Mi prendo sempre in giro! Da un lato, si tratta del principio del modello, del fatto di guardare una copia dell'originale. Così ho riprodotto il negozio di ombrelli di Hong Kong in scala, il più fedelmente possibile. Ovviamente non si tratta della realtà, ma di un suo fantasma. Abbiamo memoria degli eventi, degli oggetti a cui abbiamo prestato attenzione. La mostra di Parigi del 2005 si è concentrata su questo, sul fatto che tutti noi creiamo i nostri ricordi, anche di situazioni che non abbiamo visto o vissuto, ma che le parole hanno descritto. È una sorta di inversione tra memoria e realtà.

E che cosa ci dice di «Untitled 2018 (MARCH ON UNTIL IT RAINS GLASS)», il grande dipinto nello stile di Philip Guston che chiude la mostra?
Le cose accadono in momenti particolari, e a volte in opposizione ad altre cose. Mi riferisco al muro che Donald Trump ha fatto costruire al confine tra Messico e Stati Uniti e all'arte impegnata di Philip Guston. Si riferisce anche alla mia situazione personale: devo attraversare muri in continuazione, e mi piace attraversarli... Questo dipinto ci ricorda che dovremmo essere molto più lontani politicamente.

Lei «cucina» la storia dell'arte per farcela mangiare?
Sì, copio le ricette e le porto nel presente! Questa è la posizione di chi non ha il peso della storia dell'arte.Vengo da un luogo in cui non ho alcun attaccamento a queste storie, quindi posso usarle liberamente.
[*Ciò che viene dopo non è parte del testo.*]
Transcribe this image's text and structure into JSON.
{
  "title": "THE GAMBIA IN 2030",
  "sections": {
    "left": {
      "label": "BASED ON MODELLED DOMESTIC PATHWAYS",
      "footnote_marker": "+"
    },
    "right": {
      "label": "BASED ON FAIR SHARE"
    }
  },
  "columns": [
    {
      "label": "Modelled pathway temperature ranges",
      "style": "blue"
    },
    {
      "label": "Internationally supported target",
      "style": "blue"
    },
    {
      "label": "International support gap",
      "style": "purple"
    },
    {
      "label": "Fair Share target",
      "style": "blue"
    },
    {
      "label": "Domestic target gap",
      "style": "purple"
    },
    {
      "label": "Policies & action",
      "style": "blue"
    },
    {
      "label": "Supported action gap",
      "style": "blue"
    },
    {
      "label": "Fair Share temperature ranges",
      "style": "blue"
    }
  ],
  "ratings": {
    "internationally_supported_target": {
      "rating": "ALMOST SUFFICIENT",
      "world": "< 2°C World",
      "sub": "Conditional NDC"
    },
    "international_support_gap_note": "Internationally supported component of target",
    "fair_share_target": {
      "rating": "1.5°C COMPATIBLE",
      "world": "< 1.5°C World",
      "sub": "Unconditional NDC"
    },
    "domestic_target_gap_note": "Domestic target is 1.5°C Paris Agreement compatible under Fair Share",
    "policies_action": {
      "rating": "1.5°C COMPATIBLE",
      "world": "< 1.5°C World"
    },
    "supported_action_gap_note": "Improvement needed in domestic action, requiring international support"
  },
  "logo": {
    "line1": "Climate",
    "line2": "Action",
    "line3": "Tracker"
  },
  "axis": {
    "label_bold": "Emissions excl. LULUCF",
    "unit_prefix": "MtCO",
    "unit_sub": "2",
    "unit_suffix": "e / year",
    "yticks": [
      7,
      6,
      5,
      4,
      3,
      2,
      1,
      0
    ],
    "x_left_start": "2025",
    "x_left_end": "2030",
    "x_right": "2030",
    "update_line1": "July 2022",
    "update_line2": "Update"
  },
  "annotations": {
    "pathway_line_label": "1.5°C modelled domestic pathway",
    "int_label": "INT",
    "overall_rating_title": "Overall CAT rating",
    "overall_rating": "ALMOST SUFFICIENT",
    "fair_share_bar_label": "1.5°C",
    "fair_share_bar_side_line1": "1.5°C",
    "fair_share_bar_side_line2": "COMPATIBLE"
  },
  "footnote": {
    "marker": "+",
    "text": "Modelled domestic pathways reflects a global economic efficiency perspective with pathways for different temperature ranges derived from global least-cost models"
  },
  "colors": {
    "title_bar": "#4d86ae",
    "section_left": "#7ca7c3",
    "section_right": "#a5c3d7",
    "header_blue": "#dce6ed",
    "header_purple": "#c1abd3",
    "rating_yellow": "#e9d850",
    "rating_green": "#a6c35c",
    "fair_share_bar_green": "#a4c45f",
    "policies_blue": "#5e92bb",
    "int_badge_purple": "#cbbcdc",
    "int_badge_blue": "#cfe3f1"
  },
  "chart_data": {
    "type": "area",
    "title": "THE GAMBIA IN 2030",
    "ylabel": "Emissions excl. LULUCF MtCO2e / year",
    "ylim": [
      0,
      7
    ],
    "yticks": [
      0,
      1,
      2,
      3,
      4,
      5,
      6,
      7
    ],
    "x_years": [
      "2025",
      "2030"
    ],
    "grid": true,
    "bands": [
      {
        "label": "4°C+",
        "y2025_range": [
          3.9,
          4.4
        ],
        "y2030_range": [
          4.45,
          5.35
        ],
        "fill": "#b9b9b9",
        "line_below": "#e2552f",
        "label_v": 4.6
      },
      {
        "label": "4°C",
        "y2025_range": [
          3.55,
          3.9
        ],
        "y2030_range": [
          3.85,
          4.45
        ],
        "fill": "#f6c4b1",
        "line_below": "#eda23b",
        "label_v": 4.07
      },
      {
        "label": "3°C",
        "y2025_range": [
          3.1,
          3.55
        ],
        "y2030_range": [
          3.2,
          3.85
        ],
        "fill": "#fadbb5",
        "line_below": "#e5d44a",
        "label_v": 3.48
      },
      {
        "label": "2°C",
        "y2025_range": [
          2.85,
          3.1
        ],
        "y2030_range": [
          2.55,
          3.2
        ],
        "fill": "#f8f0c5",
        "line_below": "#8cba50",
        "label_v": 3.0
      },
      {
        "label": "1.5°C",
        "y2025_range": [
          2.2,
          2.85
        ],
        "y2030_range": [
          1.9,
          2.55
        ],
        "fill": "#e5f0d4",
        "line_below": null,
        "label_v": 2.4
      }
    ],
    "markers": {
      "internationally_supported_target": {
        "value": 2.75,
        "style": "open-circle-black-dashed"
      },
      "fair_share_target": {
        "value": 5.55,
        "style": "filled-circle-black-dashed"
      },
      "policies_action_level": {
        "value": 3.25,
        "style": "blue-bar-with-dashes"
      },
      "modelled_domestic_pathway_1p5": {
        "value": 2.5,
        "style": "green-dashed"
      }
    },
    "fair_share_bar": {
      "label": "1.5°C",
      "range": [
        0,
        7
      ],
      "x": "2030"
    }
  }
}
Che ricordi ha dell’Argentina?
Ho lasciato l'Argentina quando avevo 3 anni. Mio padre era un diplomatico, il suo primo lavoro. Mia madre era una giovane dentista, aveva finito gli studi di odontoiatria lì. All'inizio degli anni Sessanta, questa era una situazione molto rara per una donna tailandese: proveniva da una stirpe di donne progressiste. Quando ho finito le superiori mio padre era in Canada. È lì che ho iniziato l'università. Mi ha dissuaso dal prendere la sua stessa strada. Avevo viaggiato, ero stata in Africa, ero interessato alla fotografia e volevo diventare fotoreporter. Poi ho scoperto l'arte e la storia dell'arte, il «Quadrato bianco» di Kazimir Malevic [1918] e la «Fontana» di Marcel Duchamp [1917]. Un giorno, in una biblioteca, presi un libro a caso, in cui trovai il nome dell'Ontario College of Art [di Toronto], inviai la mia domanda di ammissione e fui accettato. A New York non conoscevo il «profumo del mondo dell'arte» e ho finito per restarci. Sono entrato nel mondo dell’arte per caso, come di soppiatto.
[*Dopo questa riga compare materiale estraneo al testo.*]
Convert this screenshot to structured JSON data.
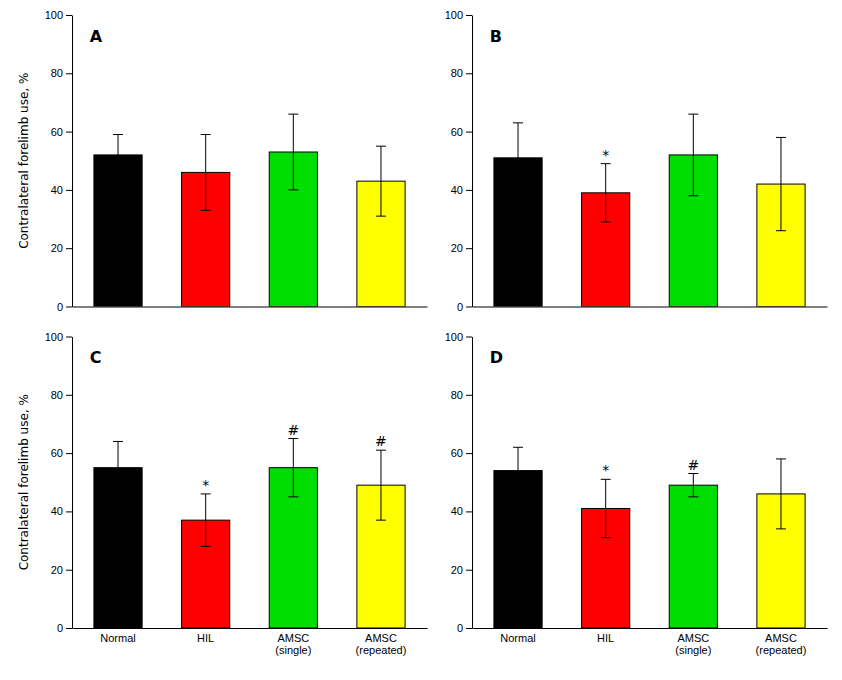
{
  "chart_data": [
    {
      "type": "bar",
      "title": "A",
      "categories": [
        null,
        null,
        null,
        null
      ],
      "values": [
        52,
        46,
        53,
        43
      ],
      "errors": [
        7,
        13,
        13,
        12
      ],
      "colors": [
        "#000000",
        "#ff0000",
        "#00dd00",
        "#ffff00"
      ],
      "ylabel": "Contralateral forelimb use, %",
      "ylim": [
        0,
        100
      ],
      "yticks": [
        0,
        20,
        40,
        60,
        80,
        100
      ],
      "grid": false
    },
    {
      "type": "bar",
      "title": "B",
      "categories": [
        null,
        null,
        null,
        null
      ],
      "values": [
        51,
        39,
        52,
        42
      ],
      "errors": [
        12,
        10,
        14,
        16
      ],
      "annotations": [
        null,
        "*",
        null,
        null
      ],
      "colors": [
        "#000000",
        "#ff0000",
        "#00dd00",
        "#ffff00"
      ],
      "ylim": [
        0,
        100
      ],
      "yticks": [
        0,
        20,
        40,
        60,
        80,
        100
      ],
      "grid": false
    },
    {
      "type": "bar",
      "title": "C",
      "categories": [
        "Normal",
        "HIL",
        "AMSC\n(single)",
        "AMSC\n(repeated)"
      ],
      "values": [
        55,
        37,
        55,
        49
      ],
      "errors": [
        9,
        9,
        10,
        12
      ],
      "annotations": [
        null,
        "*",
        "#",
        "#"
      ],
      "colors": [
        "#000000",
        "#ff0000",
        "#00dd00",
        "#ffff00"
      ],
      "ylabel": "Contralateral forelimb use, %",
      "ylim": [
        0,
        100
      ],
      "yticks": [
        0,
        20,
        40,
        60,
        80,
        100
      ],
      "grid": false
    },
    {
      "type": "bar",
      "title": "D",
      "categories": [
        "Normal",
        "HIL",
        "AMSC\n(single)",
        "AMSC\n(repeated)"
      ],
      "values": [
        54,
        41,
        49,
        46
      ],
      "errors": [
        8,
        10,
        4,
        12
      ],
      "annotations": [
        null,
        "*",
        "#",
        null
      ],
      "colors": [
        "#000000",
        "#ff0000",
        "#00dd00",
        "#ffff00"
      ],
      "ylim": [
        0,
        100
      ],
      "yticks": [
        0,
        20,
        40,
        60,
        80,
        100
      ],
      "grid": false
    }
  ]
}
Dove ha conosciuto Pierre Huyghe, Dominique Gonzalez-Foerster e Philippe Parreno?
Ad «Aperto '93» (la mostra ideata da Helena Kontova e Giancarlo Politi per la 45a Biennale di Venezia nel 1993 diretta da Achille Bonito Oliva, Ndr) e poi a Le Consortium, a Digione. Sono diventati la mia famiglia, i membri di una famiglia circense che si sposta e trascorre del tempo insieme. Le persone vanno e vengono. Per me non c'è stato alcuno sforzo o interesse. Non ho mai visitato uno studio e non ho mai provato a farlo!